Driving is something else that has been on my mind lately. Recently my brother has passed his driving test and can now officially drive a car. So many people are asking me when I'm going to start taking lessons and it's something I really wish I could do because it would be so beneficial for me as getting buses to and from uni every day is getting so tiring. But the thought of driving a car absolutely terrifies me and I just can't bring myself to take lessons. I think the thing I'm most scared about is panicking when I'm in the middle of the road and totally forgetting what I'm supposed to do and I won't be able to get out of the situation which means I'll cause danger to not only my life but everyone around me at that time! I just get so upset at the fact that my fear is stopping me from doing something that I really need to do and nobody really seems to understand why it's so hard for me.

Another question I keep asking myself is "what if I never get in a relationship?". I've never really been that bothered by this until starting university and then all of a sudden my new friends are completely boy obsessed and talk about who they've kissed or even slept with in some cases. I'm so embarrassed by the fact that I have never been in a relationship before (and I'm nearly 19!!) and now I can't ever even imagine myself being in one because the thought scares me. Like, I just can't ever imagine why somebody would ever love me. Of course in the future I want to have a husband and children in a lovely home with my perfect job but I just don't ever see that happening because of my damn anxiety! It's like I've missed that crucial stage in development and now it's too late because I'm so in-experienced.
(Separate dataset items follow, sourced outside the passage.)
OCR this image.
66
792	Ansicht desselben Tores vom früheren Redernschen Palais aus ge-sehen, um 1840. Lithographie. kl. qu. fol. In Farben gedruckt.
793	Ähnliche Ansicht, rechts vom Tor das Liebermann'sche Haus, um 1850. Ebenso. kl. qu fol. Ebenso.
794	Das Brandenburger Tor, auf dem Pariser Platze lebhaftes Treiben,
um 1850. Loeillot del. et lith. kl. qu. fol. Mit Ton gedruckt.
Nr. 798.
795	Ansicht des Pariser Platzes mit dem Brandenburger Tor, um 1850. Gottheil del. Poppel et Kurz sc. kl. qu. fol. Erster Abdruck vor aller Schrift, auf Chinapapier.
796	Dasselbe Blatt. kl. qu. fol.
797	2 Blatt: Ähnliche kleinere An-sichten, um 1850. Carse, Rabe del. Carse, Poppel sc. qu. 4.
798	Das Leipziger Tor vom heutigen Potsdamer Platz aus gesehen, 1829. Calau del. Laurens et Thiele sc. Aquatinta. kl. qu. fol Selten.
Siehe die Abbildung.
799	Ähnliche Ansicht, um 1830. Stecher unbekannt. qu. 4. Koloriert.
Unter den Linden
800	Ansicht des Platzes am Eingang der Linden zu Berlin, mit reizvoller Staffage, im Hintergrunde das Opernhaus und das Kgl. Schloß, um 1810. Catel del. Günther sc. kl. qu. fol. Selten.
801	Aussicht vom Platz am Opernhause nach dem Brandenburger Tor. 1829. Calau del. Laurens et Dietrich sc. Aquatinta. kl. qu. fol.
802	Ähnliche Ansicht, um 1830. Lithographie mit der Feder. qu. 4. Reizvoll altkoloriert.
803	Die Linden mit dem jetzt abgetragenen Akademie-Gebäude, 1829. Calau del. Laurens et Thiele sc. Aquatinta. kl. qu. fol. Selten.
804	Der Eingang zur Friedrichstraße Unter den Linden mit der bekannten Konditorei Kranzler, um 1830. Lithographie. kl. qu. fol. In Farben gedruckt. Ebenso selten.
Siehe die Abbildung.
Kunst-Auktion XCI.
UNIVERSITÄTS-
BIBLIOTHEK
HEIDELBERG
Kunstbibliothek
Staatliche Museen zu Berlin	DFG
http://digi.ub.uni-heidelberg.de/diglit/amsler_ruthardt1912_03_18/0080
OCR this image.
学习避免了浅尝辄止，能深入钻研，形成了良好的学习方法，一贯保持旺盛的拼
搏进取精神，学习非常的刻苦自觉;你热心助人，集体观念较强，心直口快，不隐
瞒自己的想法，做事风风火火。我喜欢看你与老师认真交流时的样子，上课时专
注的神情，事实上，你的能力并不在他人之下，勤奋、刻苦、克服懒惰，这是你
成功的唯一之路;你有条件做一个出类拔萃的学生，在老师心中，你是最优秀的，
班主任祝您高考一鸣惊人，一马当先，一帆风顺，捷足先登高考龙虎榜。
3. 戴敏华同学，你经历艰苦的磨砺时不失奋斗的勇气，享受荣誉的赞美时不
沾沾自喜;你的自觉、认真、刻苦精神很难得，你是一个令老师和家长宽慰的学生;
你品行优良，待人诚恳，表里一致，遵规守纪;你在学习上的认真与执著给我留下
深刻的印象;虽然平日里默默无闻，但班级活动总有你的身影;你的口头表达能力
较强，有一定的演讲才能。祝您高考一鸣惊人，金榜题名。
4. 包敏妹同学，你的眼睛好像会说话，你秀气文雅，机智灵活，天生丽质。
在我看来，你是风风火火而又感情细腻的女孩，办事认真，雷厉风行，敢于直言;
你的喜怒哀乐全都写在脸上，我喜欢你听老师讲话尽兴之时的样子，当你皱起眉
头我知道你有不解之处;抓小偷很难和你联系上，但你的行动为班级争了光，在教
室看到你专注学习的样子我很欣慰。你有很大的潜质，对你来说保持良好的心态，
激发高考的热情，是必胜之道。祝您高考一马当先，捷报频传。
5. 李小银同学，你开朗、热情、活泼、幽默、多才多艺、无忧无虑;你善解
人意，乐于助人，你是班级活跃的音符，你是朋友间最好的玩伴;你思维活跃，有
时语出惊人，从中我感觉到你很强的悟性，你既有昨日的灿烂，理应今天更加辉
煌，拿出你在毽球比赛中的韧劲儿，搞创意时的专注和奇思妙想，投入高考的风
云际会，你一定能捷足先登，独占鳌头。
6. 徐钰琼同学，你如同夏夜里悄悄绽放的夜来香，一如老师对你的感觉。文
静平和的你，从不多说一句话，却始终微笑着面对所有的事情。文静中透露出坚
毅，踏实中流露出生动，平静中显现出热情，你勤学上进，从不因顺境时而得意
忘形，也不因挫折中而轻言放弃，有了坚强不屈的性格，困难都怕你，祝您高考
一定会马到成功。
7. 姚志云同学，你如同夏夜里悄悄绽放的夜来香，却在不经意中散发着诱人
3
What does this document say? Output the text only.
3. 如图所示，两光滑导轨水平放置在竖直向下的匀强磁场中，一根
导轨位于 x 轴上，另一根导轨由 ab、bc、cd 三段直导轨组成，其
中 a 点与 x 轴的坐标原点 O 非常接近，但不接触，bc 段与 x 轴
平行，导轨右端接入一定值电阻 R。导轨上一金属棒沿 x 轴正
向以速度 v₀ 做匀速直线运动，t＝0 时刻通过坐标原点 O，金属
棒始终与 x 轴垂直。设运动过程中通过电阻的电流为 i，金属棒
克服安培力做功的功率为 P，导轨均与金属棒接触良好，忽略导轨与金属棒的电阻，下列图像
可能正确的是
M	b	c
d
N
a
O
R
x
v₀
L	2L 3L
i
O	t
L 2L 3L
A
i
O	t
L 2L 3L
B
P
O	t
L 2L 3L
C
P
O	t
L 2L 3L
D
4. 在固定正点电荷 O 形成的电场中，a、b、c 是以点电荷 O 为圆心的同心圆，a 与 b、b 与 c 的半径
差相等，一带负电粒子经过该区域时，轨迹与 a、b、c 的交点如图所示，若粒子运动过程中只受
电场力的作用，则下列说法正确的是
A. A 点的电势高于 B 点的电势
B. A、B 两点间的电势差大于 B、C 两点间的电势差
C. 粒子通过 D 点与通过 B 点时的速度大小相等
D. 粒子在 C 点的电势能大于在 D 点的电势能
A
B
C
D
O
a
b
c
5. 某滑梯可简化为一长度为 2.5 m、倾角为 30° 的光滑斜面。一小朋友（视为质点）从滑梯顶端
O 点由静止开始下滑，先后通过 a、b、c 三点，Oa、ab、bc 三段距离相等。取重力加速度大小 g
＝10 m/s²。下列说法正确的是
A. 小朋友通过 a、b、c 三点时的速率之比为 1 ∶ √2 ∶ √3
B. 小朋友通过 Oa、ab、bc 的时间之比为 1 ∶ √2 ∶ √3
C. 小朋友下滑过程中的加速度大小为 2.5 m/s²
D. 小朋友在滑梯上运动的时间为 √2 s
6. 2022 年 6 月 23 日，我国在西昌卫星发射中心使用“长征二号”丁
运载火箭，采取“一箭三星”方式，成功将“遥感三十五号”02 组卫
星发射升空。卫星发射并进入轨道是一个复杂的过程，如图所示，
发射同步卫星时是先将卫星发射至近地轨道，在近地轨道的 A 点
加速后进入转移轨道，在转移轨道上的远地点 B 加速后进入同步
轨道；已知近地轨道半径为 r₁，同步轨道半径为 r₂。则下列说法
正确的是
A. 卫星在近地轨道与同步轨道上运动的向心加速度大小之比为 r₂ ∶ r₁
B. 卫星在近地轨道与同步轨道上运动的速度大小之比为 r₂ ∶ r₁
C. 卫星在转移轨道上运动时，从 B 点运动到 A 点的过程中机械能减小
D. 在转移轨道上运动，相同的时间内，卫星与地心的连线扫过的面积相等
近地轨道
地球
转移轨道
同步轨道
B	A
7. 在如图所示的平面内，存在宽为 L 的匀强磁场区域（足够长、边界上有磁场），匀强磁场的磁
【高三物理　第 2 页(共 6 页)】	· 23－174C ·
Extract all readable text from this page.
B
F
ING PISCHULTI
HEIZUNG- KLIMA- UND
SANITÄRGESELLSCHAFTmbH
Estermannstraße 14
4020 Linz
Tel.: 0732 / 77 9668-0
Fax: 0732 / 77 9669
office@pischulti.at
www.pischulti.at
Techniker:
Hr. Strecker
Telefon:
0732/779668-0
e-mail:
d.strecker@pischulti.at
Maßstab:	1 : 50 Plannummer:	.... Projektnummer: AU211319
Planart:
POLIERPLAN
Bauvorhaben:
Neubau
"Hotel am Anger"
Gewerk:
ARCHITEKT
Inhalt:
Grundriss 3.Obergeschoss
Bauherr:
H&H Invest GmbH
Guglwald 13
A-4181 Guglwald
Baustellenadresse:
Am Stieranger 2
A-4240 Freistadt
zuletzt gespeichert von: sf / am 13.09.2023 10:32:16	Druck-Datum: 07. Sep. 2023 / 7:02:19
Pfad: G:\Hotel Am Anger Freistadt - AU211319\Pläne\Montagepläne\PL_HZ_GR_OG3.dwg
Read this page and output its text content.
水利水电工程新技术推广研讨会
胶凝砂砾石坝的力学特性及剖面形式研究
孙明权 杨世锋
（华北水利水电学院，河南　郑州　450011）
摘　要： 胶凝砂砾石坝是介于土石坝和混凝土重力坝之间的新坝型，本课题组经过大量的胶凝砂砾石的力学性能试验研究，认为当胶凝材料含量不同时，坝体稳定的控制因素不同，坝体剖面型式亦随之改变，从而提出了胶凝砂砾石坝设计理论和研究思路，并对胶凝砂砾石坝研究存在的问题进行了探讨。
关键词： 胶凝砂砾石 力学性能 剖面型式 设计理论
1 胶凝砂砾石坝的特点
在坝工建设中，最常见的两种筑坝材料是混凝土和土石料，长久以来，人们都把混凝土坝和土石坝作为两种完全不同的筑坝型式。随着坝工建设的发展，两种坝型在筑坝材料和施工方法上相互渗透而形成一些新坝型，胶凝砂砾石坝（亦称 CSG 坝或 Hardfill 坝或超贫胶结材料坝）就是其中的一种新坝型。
I'm not too sure what I want to do with my life yet career wise but every time I try and look for potential job ideas I always end up saying to myself "no you can't do that, you're too shy" or "no you're not good enough to do that" which is another thing that is stressing me out. What if I never find a career that I'm going to enjoy? Or what if I waste the next three years trying to get a Psychology degree that I won't even use? I can't live at home forever in my nice pretty pink bedroom. I'm going to have to grow up and face reality!

To cut a very long story short, I just feel very lost right now. After leaving my tiny school I've come to the realisation that I am a very small insignificant person and the world is a very big place! I'm not a little girl any more and the harsh reality of life is absolutely terrifying me. Life is hard enough as it is, but my anxiety seems to be making things 10x harder.